Weather of course is a further consideration. Harsh weather such as storms and strong undercurrents can require vessels to increase speeds, then reduce when conditions are more favorable. These circumstances may require vessels to adjust their routes or shelter in a neighboring port for the safety of their crew and to protect cargo; creating delays and adding pressure to increase speed to reach a destination.
The price of containers is rising
Over the past year, the price of containers has increased significantly.
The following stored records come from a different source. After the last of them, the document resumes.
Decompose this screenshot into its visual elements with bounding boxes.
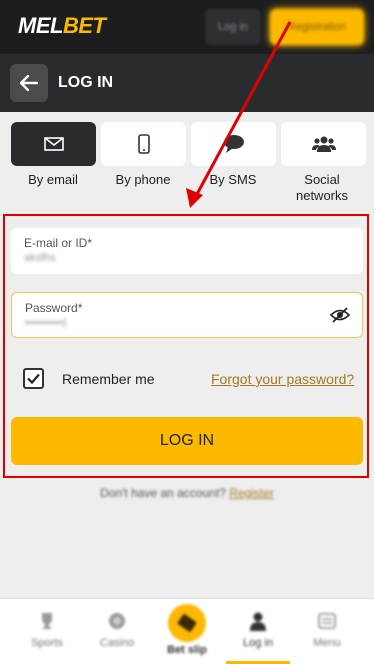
- tab-label-social-networks: Social networks: [295, 172, 349, 203]
- envelope-icon: [43, 137, 64, 151]
- nav-log-in[interactable]: Log in: [227, 599, 289, 664]
- checkmark-icon: [27, 373, 40, 384]
- login-subheader: LOG IN: [0, 54, 374, 112]
- chat-bubble-icon: [223, 135, 244, 153]
- melbet-logo[interactable]: MELBET: [18, 13, 106, 39]
- nav-log-in-label: Log in: [243, 637, 273, 649]
- phone-icon: [137, 134, 150, 154]
- bet-slip-button[interactable]: [168, 604, 206, 642]
- remember-me-label[interactable]: Remember me: [62, 371, 155, 387]
- nav-menu-label: Menu: [313, 637, 341, 649]
- ticket-icon: [177, 614, 197, 632]
- nav-casino[interactable]: Casino: [86, 599, 148, 664]
- top-bar: MELBET Log in Registration: [0, 0, 374, 54]
- arrow-left-icon: [20, 75, 38, 91]
- remember-me-checkbox[interactable]: [23, 368, 44, 389]
- password-field[interactable]: Password* ••••••••••|: [11, 292, 363, 338]
- page-title: LOG IN: [58, 74, 114, 91]
- tab-by-email[interactable]: [11, 122, 96, 166]
- user-icon: [250, 612, 266, 631]
- trophy-icon: [42, 613, 52, 629]
- tab-label-by-phone: By phone: [115, 172, 171, 187]
- hide-password-icon[interactable]: [329, 307, 351, 328]
- no-account-row: Don't have an account? Register: [0, 486, 374, 500]
- bet-slip-label: Bet slip: [167, 644, 207, 656]
- tab-by-phone[interactable]: [101, 122, 186, 166]
- register-link[interactable]: Register: [229, 486, 274, 500]
- header-login-button[interactable]: Log in: [205, 9, 261, 45]
- tab-by-sms[interactable]: [191, 122, 276, 166]
- password-field-label: Password*: [25, 301, 83, 315]
- password-field-value[interactable]: ••••••••••|: [25, 317, 66, 329]
- nav-menu[interactable]: Menu: [296, 599, 358, 664]
- no-account-text: Don't have an account?: [100, 486, 226, 500]
- tab-social-networks[interactable]: [281, 122, 366, 166]
- login-submit-button[interactable]: LOG IN: [11, 417, 363, 465]
- nav-sports-label: Sports: [31, 637, 63, 649]
- email-field-value[interactable]: aksfhs: [24, 252, 56, 264]
- chip-icon: [109, 613, 125, 629]
- tab-label-by-sms: By SMS: [209, 172, 257, 187]
- forgot-password-link[interactable]: Forgot your password?: [211, 371, 354, 387]
- logo-part1: MEL: [18, 13, 63, 38]
- tab-label-by-email: By email: [28, 172, 78, 187]
- email-field-label: E-mail or ID*: [24, 236, 93, 250]
- logo-part2: BET: [62, 13, 106, 38]
- email-field[interactable]: E-mail or ID* aksfhs: [11, 228, 363, 274]
- nav-casino-label: Casino: [99, 637, 135, 649]
- menu-icon: [318, 613, 336, 629]
- nav-sports[interactable]: Sports: [16, 599, 78, 664]
- header-registration-button[interactable]: Registration: [270, 9, 364, 45]
- people-icon: [311, 136, 336, 152]
- back-button[interactable]: [10, 64, 48, 102]
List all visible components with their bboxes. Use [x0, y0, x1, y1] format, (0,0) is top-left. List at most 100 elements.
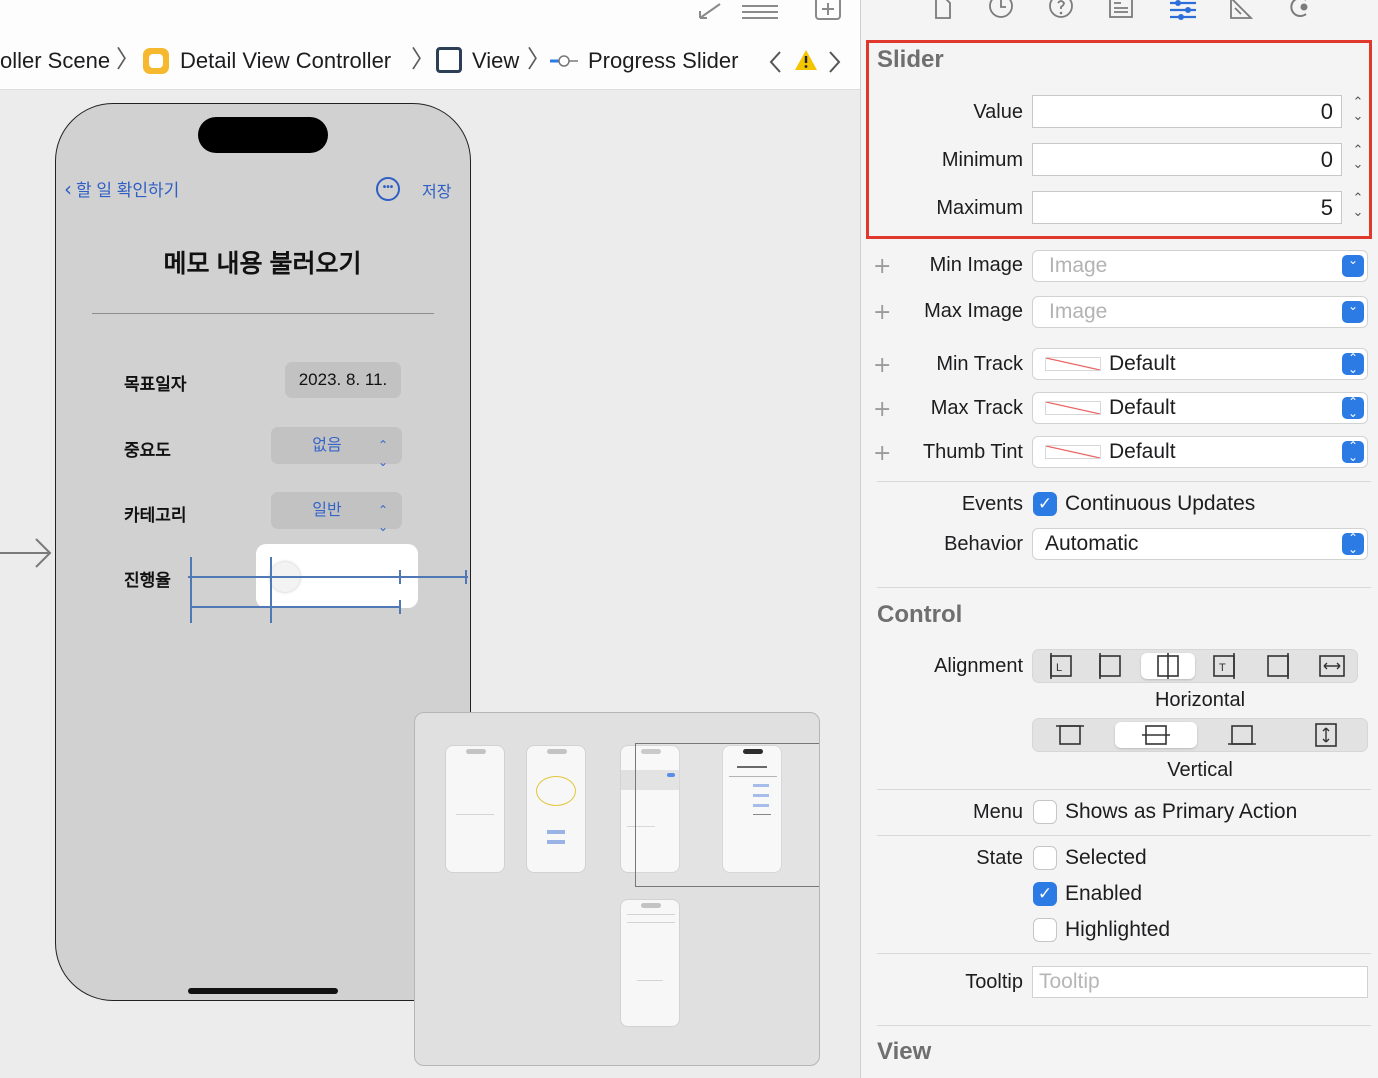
storyboard-canvas[interactable]: oller Scene 〉 Detail View Controller 〉 V… — [0, 0, 860, 1078]
divider — [877, 953, 1371, 954]
chevron-left-icon: ‹ — [64, 177, 72, 201]
max-image-label: Max Image — [924, 300, 1023, 322]
maximum-stepper[interactable]: ⌃ ⌄ — [1348, 192, 1368, 224]
history-inspector-icon[interactable] — [989, 0, 1013, 20]
next-issue-icon[interactable] — [828, 50, 842, 74]
thumb-tint-label: Thumb Tint — [922, 441, 1023, 463]
importance-value: 없음 — [312, 437, 342, 454]
breadcrumb-separator: 〉 — [411, 45, 435, 73]
horizontal-alignment-control[interactable]: L T — [1032, 649, 1358, 683]
editor-options-icon[interactable] — [740, 0, 780, 22]
shows-as-primary-action-checkbox[interactable] — [1033, 800, 1057, 824]
minimap-viewport[interactable] — [635, 743, 819, 887]
chevron-up-down-icon[interactable]: ⌃ ⌄ — [1342, 532, 1364, 555]
save-button[interactable]: 저장 — [422, 178, 451, 202]
editor-toolbar — [0, 0, 860, 34]
breadcrumb-view[interactable]: View — [472, 46, 519, 76]
minimum-stepper[interactable]: ⌃ ⌄ — [1348, 144, 1368, 176]
align-trailing-icon[interactable]: T — [1205, 653, 1243, 679]
tooltip-field[interactable]: Tooltip — [1032, 966, 1368, 998]
color-swatch — [1045, 401, 1101, 415]
breadcrumb-detail-view-controller[interactable]: Detail View Controller — [180, 46, 391, 76]
section-title-view: View — [877, 1038, 932, 1065]
more-icon[interactable]: ••• — [376, 177, 400, 201]
chevron-up-down-icon[interactable]: ⌃ ⌄ — [1342, 396, 1364, 419]
align-center-icon[interactable] — [1141, 653, 1195, 679]
value-stepper[interactable]: ⌃ ⌄ — [1348, 96, 1368, 128]
row-label-category: 카테고리 — [124, 506, 187, 525]
minimap-scene[interactable] — [445, 745, 505, 873]
max-track-color-popup[interactable]: Default ⌃ ⌄ — [1032, 392, 1368, 424]
section-title-control: Control — [877, 601, 963, 628]
min-image-placeholder: Image — [1049, 254, 1108, 277]
add-editor-icon[interactable] — [814, 0, 844, 22]
highlighted-checkbox[interactable] — [1033, 918, 1057, 942]
attributes-inspector-icon[interactable] — [1169, 0, 1197, 20]
align-middle-icon[interactable] — [1115, 722, 1197, 748]
max-image-combo[interactable]: Image ⌄ — [1032, 296, 1368, 328]
min-image-combo[interactable]: Image ⌄ — [1032, 250, 1368, 282]
home-indicator — [188, 988, 338, 994]
continuous-updates-checkbox[interactable]: ✓ — [1033, 492, 1057, 516]
breadcrumb-separator: 〉 — [116, 45, 140, 73]
min-track-color-popup[interactable]: Default ⌃ ⌄ — [1032, 348, 1368, 380]
device-frame[interactable]: ‹ 할 일 확인하기 ••• 저장 메모 내용 불러오기 목표일자 2023. 8… — [55, 103, 471, 1001]
selected-checkbox[interactable] — [1033, 846, 1057, 870]
chevron-down-icon[interactable]: ⌄ — [1342, 254, 1364, 277]
align-fill-vertical-icon[interactable] — [1307, 722, 1345, 748]
align-fill-icon[interactable] — [1313, 653, 1351, 679]
file-inspector-icon[interactable] — [931, 0, 955, 20]
align-right-icon[interactable] — [1259, 653, 1297, 679]
constraint-line — [465, 570, 467, 584]
minimap-scene[interactable] — [526, 745, 586, 873]
minimum-field[interactable]: 0 — [1032, 143, 1342, 176]
chevron-up-down-icon: ⌃ ⌄ — [377, 438, 388, 469]
behavior-label: Behavior — [944, 533, 1023, 555]
menu-label: Menu — [972, 801, 1023, 823]
breadcrumb-scene[interactable]: oller Scene — [0, 46, 110, 76]
align-bottom-icon[interactable] — [1223, 722, 1261, 748]
behavior-value: Automatic — [1045, 532, 1139, 555]
warning-icon[interactable] — [794, 49, 818, 71]
back-button[interactable]: ‹ 할 일 확인하기 — [64, 176, 179, 201]
min-track-label: Min Track — [936, 353, 1023, 375]
breadcrumb-progress-slider[interactable]: Progress Slider — [588, 46, 738, 76]
maximum-label: Maximum — [936, 197, 1023, 219]
connections-inspector-icon[interactable] — [1289, 0, 1313, 20]
state-label: State — [976, 847, 1023, 869]
align-left-icon[interactable]: L — [1039, 653, 1077, 679]
divider — [877, 789, 1371, 790]
chevron-up-down-icon[interactable]: ⌃ ⌄ — [1342, 352, 1364, 375]
value-field[interactable]: 0 — [1032, 95, 1342, 128]
vertical-alignment-control[interactable] — [1032, 718, 1368, 752]
identity-inspector-icon[interactable] — [1109, 0, 1133, 20]
color-swatch — [1045, 445, 1101, 459]
divider — [877, 481, 1371, 482]
constraint-line — [190, 557, 192, 623]
storyboard-minimap[interactable] — [414, 712, 820, 1066]
minimap-scene[interactable] — [620, 899, 680, 1027]
date-picker[interactable]: 2023. 8. 11. — [285, 362, 401, 398]
view-controller-icon — [143, 48, 169, 74]
chevron-down-icon[interactable]: ⌄ — [1342, 300, 1364, 323]
align-leading-icon[interactable] — [1091, 653, 1129, 679]
divider — [877, 835, 1371, 836]
constraint-line — [270, 557, 272, 623]
chevron-up-down-icon[interactable]: ⌃ ⌄ — [1342, 440, 1364, 463]
page-title: 메모 내용 불러오기 — [163, 250, 362, 278]
help-inspector-icon[interactable] — [1049, 0, 1073, 20]
size-inspector-icon[interactable] — [1229, 0, 1253, 20]
constraint-line — [190, 606, 400, 608]
thumb-tint-color-popup[interactable]: Default ⌃ ⌄ — [1032, 436, 1368, 468]
back-forward-icon[interactable] — [694, 0, 722, 22]
maximum-field[interactable]: 5 — [1032, 191, 1342, 224]
category-popup-button[interactable]: 일반 ⌃ ⌄ — [271, 492, 402, 534]
align-top-icon[interactable] — [1051, 722, 1089, 748]
enabled-checkbox[interactable]: ✓ — [1033, 882, 1057, 906]
behavior-popup[interactable]: Automatic ⌃ ⌄ — [1032, 528, 1368, 560]
importance-popup-button[interactable]: 없음 ⌃ ⌄ — [271, 427, 402, 469]
previous-issue-icon[interactable] — [768, 50, 782, 74]
continuous-updates-label: Continuous Updates — [1065, 492, 1256, 515]
color-swatch — [1045, 357, 1101, 371]
attributes-inspector: Slider Value 0 ⌃ ⌄ Minimum 0 ⌃ ⌄ Maximum 5… — [860, 0, 1378, 1078]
The COVID-19 pandemic has massively disrupted consumer spending habits, as people across the world are travelling less but spending more time at home – and consuming more goods, transported via container cargo.
This explosion in demand for containers is encouraging global businesses to seek competitive advantages, working in partnership with the shipping industry to achieve sustainability in transportation and reduced carbon emissions.
Reducing carbon emissions from shipping
In 2020 the United Nations’ International Maritime Organization (IMO) set targets for a 40% reduction in the carbon intensity of international shipping by 2030, compared with 2008 levels. Regulations to improve vessel design to achieve greater energy efficiency are a reality.
Many shipping lines are committed to achieving zero carbon emissions on the high seas by 2030, in another step by the maritime sector to reduce CO2. Optimizing the speed of vessels efficiently and by maximizing container capacities are keyways to do this.